Posted February 1, 2019
A rainbow runner caught in the North Pacific Gyre is dissected to reveal the fish ingested more than a dozen pieces of plastic, including microplastic particles less than 5 millimeters in diameter. Experts on aquatic microplastic pollution will convene at SCCWRP in April for a two-day meeting exploring how to develop standardized methods for monitoring microplastics.

Leading international experts on aquatic microplastic pollution will convene at SCCWRP this spring to begin exploring how California could monitor microplastic particles in drinking water and the coastal ocean, a response to newly enacted legislation.

During a two-day meeting scheduled for April 4-5, microplastics experts from around the world will discuss how to develop standardized methods for measuring microplastic particles in aquatic environments statewide.

California Senate Bill 1422, which was signed into law in September 2018, requires the State Water Board to develop plans for quantifying microplastic particles in drinking water by 2021. Similarly, California Senate Bill 1263, also signed into law in September 2018, requires the California Ocean Protection Council to adopt and implement a statewide strategy for illuminating the ecological risks of microplastics in marine environments.

Defined as plastic particles less than 5 mm in diameter, microplastics have become ubiquitous in aquatic environments, even as scientists have relatively little understanding of their health impacts for humans and wildlife that ingest microplastics.

Since November, SCCWRP and its partners have been working to bring together leading scientific experts on microplastics to develop a study plan for evaluating and standardizing measurement methods.

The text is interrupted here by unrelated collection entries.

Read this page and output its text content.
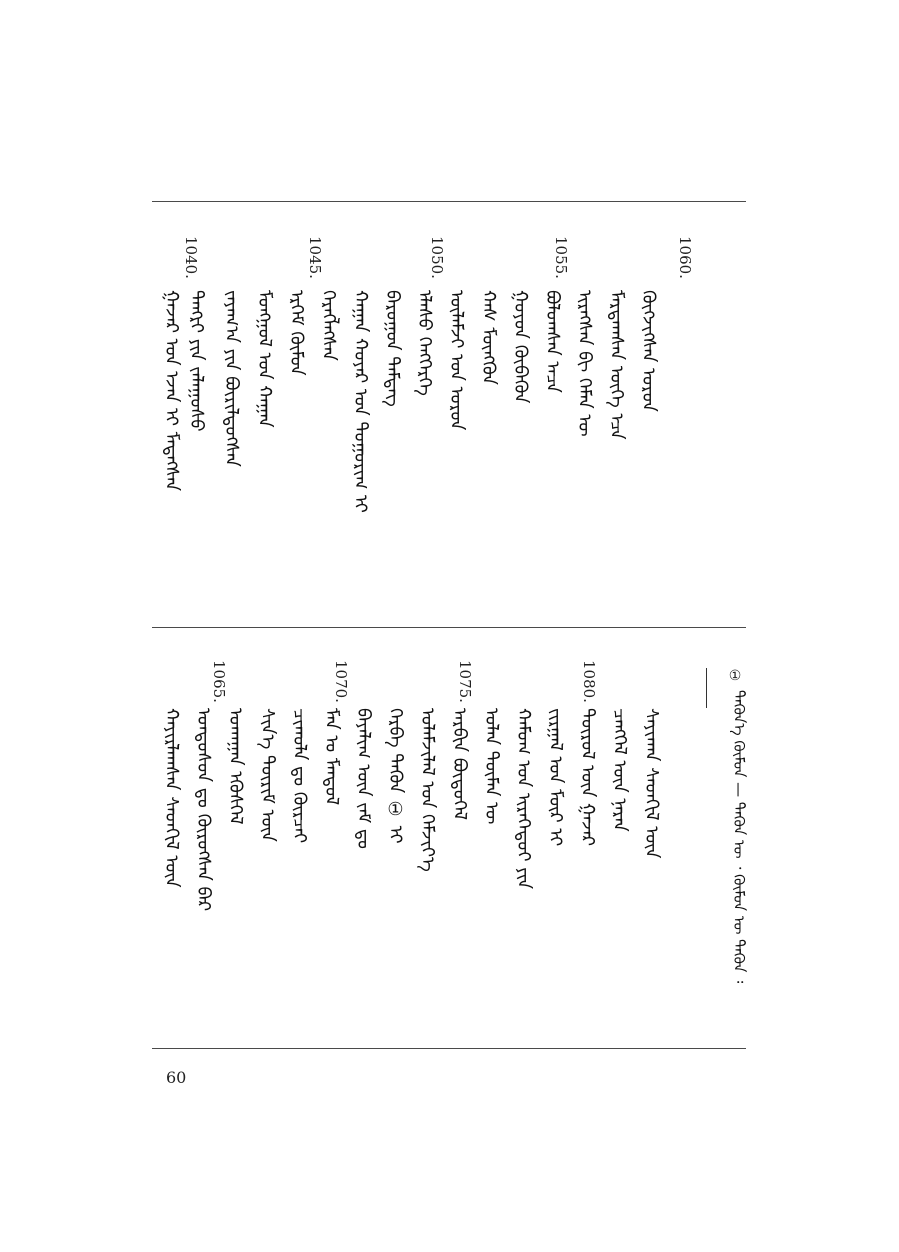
1040.	1045.	1050.	1055.	1060.
ᠭᠠᠵᠠᠷ ᠤᠨ ᠡᠵᠡᠨ ᠢ ᠮᠡᠳᠡᠭᠰᠡᠨ ᠲᠡᠩᠷᠢ ᠶᠢᠨ ᠵᠠᠯᠠᠭᠤᠰᠤ ᠵᠠᠶᠠᠭ᠎ᠠ ᠶᠢᠨ ᠪᠦᠷᠢᠯᠳᠦᠭᠰᠡᠨ ᠮᠣᠩᠭᠣᠯ ᠤᠨ ᠬᠠᠭᠠᠨ ᠡᠷᠬᠡᠮ ᠬᠦᠮᠦᠨ ᠬᠡᠷᠡᠭᠯᠡᠭᠰᠡᠨ ᠬᠠᠭᠠᠨ ᠬᠣᠶᠠᠷ ᠤᠨ ᠲᠣᠭᠣᠷᠢᠭ ᠢ ᠪᠠᠷᠤᠭᠤᠨ ᠲᠡᠮᠳᠡᠭ ᠡᠯᠡᠰᠦ ᠬᠡᠩᠭᠡᠷᠭᠡ ᠦᠯᠡᠮᠵᠢ ᠤᠨ ᠣᠷᠣᠨ ᠬᠠᠰ ᠮᠥᠩᠭᠦᠨ ᠭᠤᠶᠤᠨ ᠬᠥᠪᠡᠭᠦᠨ ᠪᠣᠯᠤᠭᠰᠠᠨ ᠠᠴᠠ ᠢᠷᠡᠭᠰᠡᠨ ᠪᠢ ᠬᠡᠮᠡᠨ ᠦ ᠮᠠᠷᠲᠠᠭᠰᠠᠨ ᠦᠭᠡ ᠡᠴᠡ ᠬᠥᠭᠵᠢᠭᠰᠡᠨ ᠣᠷᠣᠨ
1065.	1070.	1075.	1080.
ᠬᠠᠶᠢᠷᠯᠠᠭᠰᠠᠨ ᠰᠡᠳᠬᠢᠯ ᠦᠨ ᠤᠨᠳᠤᠰᠤᠨ ᠳᠤ ᠬᠦᠷᠦᠭᠰᠡᠨ ᠪᠡᠷ ᠤᠬᠠᠭᠠᠨ ᠡᠭᠦᠰᠭᠡᠯ ᠰᠢᠨ᠎ᠡ ᠳᠦᠷᠢᠮ ᠦᠨ ᠴᠢᠬᠤᠯᠠ ᠳᠤ ᠬᠦᠷᠴᠡᠢ ᠮᠠᠨ ᠤ ᠮᠠᠨᠳᠤᠯ ᠪᠠᠶᠠᠯᠢᠭ ᠦᠨ ᠵᠠᠮ ᠳᠤ ᠬᠡᠷᠪᠡ ᠲᠡᠭᠦᠨ ① ᠢ ᠤᠯᠠᠮᠵᠢᠯᠠᠯ ᠤᠨ ᠬᠡᠮᠵᠢᠶ᠎ᠡ ᠠᠷᠪᠢᠨ ᠪᠦᠲᠦᠭᠡᠯ ᠣᠯᠠᠨ ᠲᠦᠮᠡᠨ ᠦ ᠬᠠᠮᠤᠭ ᠤᠨ ᠢᠷᠡᠭᠡᠳᠦᠢ ᠶᠢᠨ ᠵᠢᠷᠭᠠᠯ ᠤᠨ ᠮᠥᠷ ᠢ ᠲᠥᠷᠦᠯ ᠦᠨ ᠭᠠᠵᠠᠷ ᠴᠡᠩᠭᠡᠯ ᠦᠨ ᠨᠠᠷᠠᠨ ᠰᠠᠶᠢᠬᠠᠨ ᠰᠡᠳᠬᠢᠯ ᠦᠨ
①
ᠲᠡᠭᠦᠨ᠎ᠡ ᠬᠦᠮᠦᠨ — ᠲᠡᠭᠦᠨ ᠦ ᠂ ᠬᠦᠮᠦᠨ ᠦ ᠲᠡᠭᠦᠨ ᠄
60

Particularly challenging are microplastics so small that they’re invisible to the naked eye.

Microplastics have been documented in the guts of fish and other marine life; they’ve also been found in human feces. In aquatic environments, chemical contaminants can stick to microplastics, compounding the health risks for organisms that inadvertently ingest microplastics.

In California, most trash management programs to date have focused on curbing the spread of larger trash particles in aquatic environments. Larger plastic particles, however, can break down in aquatic environments to become microplastics.

SCCWRP and its member agencies have been working for more than two decades to document the presence of microplastics in aquatic environments. Beginning in the late 1990s, researchers completed a series of studies that showed tiny plastic pellets known as preproduction plastic pellets have become a ubiquitous presence in Southern California beach sand.

SCCWRP and its partners also have documented the prevalence of tiny plastic debris particles in Southern California’s ocean, including a Southern California Bight 2013 Regional Monitoring Program study that found microplastics had accumulated in more than one-third of Bight seafloor sediment.

The microplastics workshop, open to the public, will be co-hosted by scientific instrumentation company HORIBA, the University of Toronto and SCCWRP. RSVPs are required via the workshop’s Eventbrite registration page.